Niklas Holzberg legt mit diesem Band die erste moderne deutschsprachige, für ein breites Publikum geschriebene Gesamtdarstellung über Leben und Werk des römischen Dichters Catull vor. Dabei bietet das Buch eine Orientierung über Catulls Stellung in der römischen Gesellschaft, aber auch über deren sexuelle Normen, mit denen der Dichter sein lockeres Spiel treibt. Im Zentrum steht der Liebesdichter und damit - wie könnte es bei Catull auch anders sein - natürlich vor allem sein meist beißender Witz und seine Vorliebe für pralle Erotik.
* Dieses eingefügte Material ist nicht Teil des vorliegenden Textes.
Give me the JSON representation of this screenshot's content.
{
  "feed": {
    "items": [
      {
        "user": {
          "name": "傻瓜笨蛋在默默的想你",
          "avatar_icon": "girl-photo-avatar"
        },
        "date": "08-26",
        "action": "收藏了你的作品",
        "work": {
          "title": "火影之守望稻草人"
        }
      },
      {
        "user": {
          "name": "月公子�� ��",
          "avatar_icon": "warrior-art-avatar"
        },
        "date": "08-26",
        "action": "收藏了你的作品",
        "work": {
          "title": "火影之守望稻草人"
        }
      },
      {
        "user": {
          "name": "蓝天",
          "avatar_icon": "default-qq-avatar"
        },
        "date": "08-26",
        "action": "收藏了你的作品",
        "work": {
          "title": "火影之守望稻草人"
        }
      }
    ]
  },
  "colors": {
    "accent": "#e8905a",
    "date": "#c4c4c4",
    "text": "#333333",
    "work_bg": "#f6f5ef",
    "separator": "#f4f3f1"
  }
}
Es wird deutlich, welche Ordnung das Sexualleben Roms im 1. Jahrhundert v. Chr. bestimmte und welche Konsequenzen sich aus der Einhaltung oder aus einer Missachtung dieser Normen für Römer und Römerinnen ergeben konnten. Die zahlreichen - teils anmutigen, teils obszönen - Gedichtbeispiele wurden ins Deutsche übertragen.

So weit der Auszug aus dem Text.